O apogeu do vinho fortificado deu-se no final dos anos 1960 e início dos anos 1970. As pessoas normais bebiam-no regularmente, principalmente nos mercados de exportação. Na Austrália, os vinhos de mesa secos eram uma minoria até recentemente, na década de 1960, quando ainda havia uma forte procura por “sherry” e “port” doces. No triângulo do Jerez, na década de 1970, as novas vinhas foram plantadas e foi introduzido um clone de alto rendimento de Palomino, à medida que o Jerez tornava-se totalmente industrial para atender à procura. A produção de Vinho do Porto barato disparou.


Mas tudo isso mudou. O declínio do interesse dos consumidores em geral por Jerez foi acentuado. As vinhas que nem sequer deveriam ter sido plantadas foram arrancadas e um dos fatores económicos que ajudam as grandes ‘bodegas’ a manterem-se à tona é a procura da indústria do whisky por barricas de Jerez (essas pipas não são geralmente as utilizadas na produção de Jerez, que são reaproveitadas por muitas décadas, mas são feitas especialmente para os homens do whisky). Para o Vinho do Porto, a França manteve a procura por vinhos mais baratos (constituem o maior mercado de exportação), enquanto para a maioria dos outros destinos de exportação a procura é sazonal, com a maioria das vendas a verificarem-se no Natal. Como resultado, há muita preocupação e angústia nas salas de reuniões dos produtores de vinho do Porto e Jerez: o que reserva o futuro?
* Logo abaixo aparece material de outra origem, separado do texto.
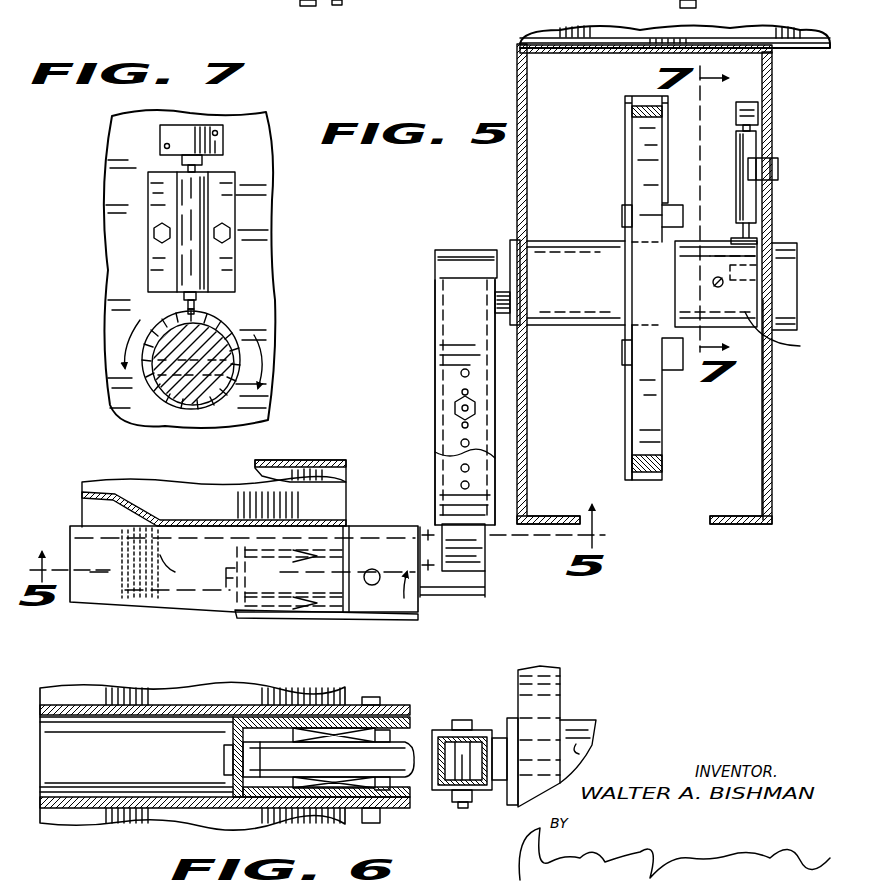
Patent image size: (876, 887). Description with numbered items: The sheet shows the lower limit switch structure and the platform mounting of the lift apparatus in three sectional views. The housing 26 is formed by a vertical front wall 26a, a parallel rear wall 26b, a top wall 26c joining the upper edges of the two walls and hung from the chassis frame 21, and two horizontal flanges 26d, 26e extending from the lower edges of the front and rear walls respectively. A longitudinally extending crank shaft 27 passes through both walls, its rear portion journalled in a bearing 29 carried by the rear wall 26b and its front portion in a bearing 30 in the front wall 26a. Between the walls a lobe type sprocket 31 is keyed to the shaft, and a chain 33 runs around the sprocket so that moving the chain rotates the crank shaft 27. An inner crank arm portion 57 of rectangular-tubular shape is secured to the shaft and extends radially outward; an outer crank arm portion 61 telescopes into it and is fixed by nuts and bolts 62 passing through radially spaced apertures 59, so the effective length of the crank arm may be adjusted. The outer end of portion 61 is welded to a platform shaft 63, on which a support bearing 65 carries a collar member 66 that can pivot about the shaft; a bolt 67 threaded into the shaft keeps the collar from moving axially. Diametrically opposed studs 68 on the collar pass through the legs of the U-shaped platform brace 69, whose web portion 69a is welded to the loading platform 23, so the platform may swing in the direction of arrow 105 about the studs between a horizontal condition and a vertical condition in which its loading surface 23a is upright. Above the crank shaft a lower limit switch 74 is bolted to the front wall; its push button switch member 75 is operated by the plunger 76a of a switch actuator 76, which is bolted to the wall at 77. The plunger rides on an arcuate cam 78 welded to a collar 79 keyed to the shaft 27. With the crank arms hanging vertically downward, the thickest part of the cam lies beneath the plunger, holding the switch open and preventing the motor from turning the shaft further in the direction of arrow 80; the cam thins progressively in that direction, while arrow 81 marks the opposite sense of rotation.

In FIG. 5, the chassis frame 21 is at (772, 10).
In FIG. 5, the loading platform 23 is at (348, 503).
In FIG. 6, the loading platform 23 is at (172, 822).
In FIG. 5, the platform loading surface 23a is at (305, 461).
In FIG. 5, the housing 26 is at (773, 428).
In FIG. 5, the front wall 26a is at (773, 486).
In FIG. 5, the rear wall 26b is at (516, 82).
In FIG. 5, the top wall 26c is at (580, 54).
In FIG. 5, the horizontal flange 26d is at (730, 525).
In FIG. 5, the horizontal flange 26e is at (540, 517).
In FIG. 6, the horizontal flange 26e is at (550, 700).
In FIG. 7, the crank shaft 27 is at (175, 387).
In FIG. 5, the crank shaft 27 is at (446, 260).
In FIG. 6, the crank shaft 27 is at (598, 748).
In FIG. 5, the bearing 29 is at (545, 243).
In FIG. 5, the bearing 30 is at (783, 246).
In FIG. 5, the lobe type sprocket 31 is at (645, 403).
In FIG. 5, the chain 33 is at (628, 104).
In FIG. 5, the inner crank arm portion 57 is at (436, 318).
In FIG. 6, the inner crank arm portion 57 is at (508, 735).
In FIG. 5, the adjustment holes 59 is at (460, 374).
In FIG. 5, the outer crank arm portion 61 is at (480, 553).
In FIG. 6, the outer crank arm portion 61 is at (444, 735).
In FIG. 5, the nuts and bolts 62 is at (456, 408).
In FIG. 6, the nuts and bolts 62 is at (465, 808).
In FIG. 5, the platform shaft 63 is at (474, 595).
In FIG. 6, the platform shaft 63 is at (258, 748).
In FIG. 6, the support bearing 65 is at (300, 732).
In FIG. 5, the collar member 66 is at (240, 616).
In FIG. 6, the collar member 66 is at (240, 716).
In FIG. 6, the bolt 67 is at (224, 762).
In FIG. 5, the studs 68 is at (374, 586).
In FIG. 6, the studs 68 is at (375, 824).
In FIG. 5, the platform brace 69 is at (75, 548).
In FIG. 6, the platform brace 69 is at (60, 708).
In FIG. 5, the bore 69a is at (252, 578).
In FIG. 6, the bore 69a is at (135, 757).
In FIG. 7, the lower limit switch 74 is at (164, 146).
In FIG. 5, the lower limit switch 74 is at (755, 110).
In FIG. 7, the push button switch member 75 is at (198, 162).
In FIG. 7, the switch actuator 76 is at (222, 284).
In FIG. 5, the switch actuator 76 is at (748, 142).
In FIG. 7, the plunger 76a is at (187, 306).
In FIG. 5, the plunger 76a is at (740, 233).
In FIG. 7, the bolt 77 is at (156, 236).
In FIG. 5, the bolt 77 is at (780, 170).
In FIG. 7, the arcuate cam 78 is at (196, 312).
In FIG. 5, the arcuate cam 78 is at (745, 267).
In FIG. 7, the collar 79 is at (192, 410).
In FIG. 5, the collar 79 is at (785, 333).
In FIG. 7, the arrow 80 is at (125, 345).
In FIG. 7, the rotation direction 81 is at (258, 358).
In FIG. 5, the arrow 105 is at (408, 600).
O problema é que esses vinhos fortificados não funcionam no mundo moderno como bebidas para o mercado de massas. Não há necessidade de fortificação para preservar os vinhos para sobreviver às longas viagens por mar: por isso, o momento atual prende-se com o facto de esses vinhos fortificados tradicionais serem, na verdade, vinhos de qualidade alucinante quando elaborados com cuidado. O custo de produção é elevado e, por isso, os vinhos não devem ser baratos. Se olharmos para as vinhas do Douro, por exemplo, constatamos que a região nunca deverá ser um local para fazer vinhos baratos de supermercado, fortificados ou não. E, considerando o trabalho de adega necessário para fazer um Jerez Fino, por exemplo, é uma loucura que estes vinhos sejam vendidos por apenas alguns euros.
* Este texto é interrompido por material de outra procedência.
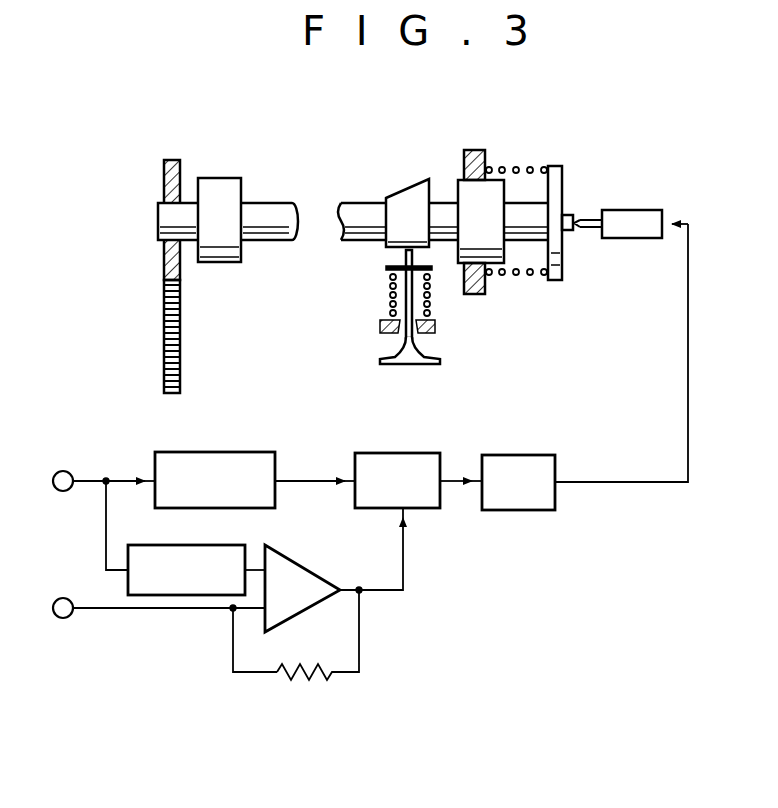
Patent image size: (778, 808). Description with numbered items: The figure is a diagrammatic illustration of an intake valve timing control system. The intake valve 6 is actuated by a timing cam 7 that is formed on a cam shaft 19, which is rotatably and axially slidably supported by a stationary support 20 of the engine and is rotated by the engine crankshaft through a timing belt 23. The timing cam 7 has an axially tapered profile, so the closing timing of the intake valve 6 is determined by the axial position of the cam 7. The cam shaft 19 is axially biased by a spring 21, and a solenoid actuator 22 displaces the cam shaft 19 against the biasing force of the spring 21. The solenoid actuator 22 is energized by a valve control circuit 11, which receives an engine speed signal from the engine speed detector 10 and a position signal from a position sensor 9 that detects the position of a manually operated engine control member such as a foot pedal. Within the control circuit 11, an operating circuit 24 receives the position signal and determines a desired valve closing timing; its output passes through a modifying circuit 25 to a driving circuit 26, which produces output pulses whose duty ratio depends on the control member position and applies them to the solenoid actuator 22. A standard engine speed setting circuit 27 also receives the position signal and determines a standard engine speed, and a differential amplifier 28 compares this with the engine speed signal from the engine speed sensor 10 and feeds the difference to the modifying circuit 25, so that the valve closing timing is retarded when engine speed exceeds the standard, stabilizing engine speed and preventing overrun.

Em vez disso, as regiões com produções significativas de vinhos fortificados deveriam reposicionar a oferta como super-premium: vinhos especiais que requerem bons preços. Alguns estão a ter sucesso nesse movimento. Um negócio que depende de uma grande plataforma de vinho fortificado barato não terá sucesso, porque esses vinhos não são sustentáveis - tanto física quanto financeiramente. E o segmento barato do mercado tira um pouco do glamour e exclusividade dos produtos sofisticados. O reposicionamento da oferta tanto no Porto como no Sherry, onde há grandes quantidades de vinho envolvidas, terá que ser feito com cuidado e levará algum tempo - mas é fulcral que essa transição ocorra. Os vinhos fortificados têm um grande futuro, mas como vinhos superiores - não baratos.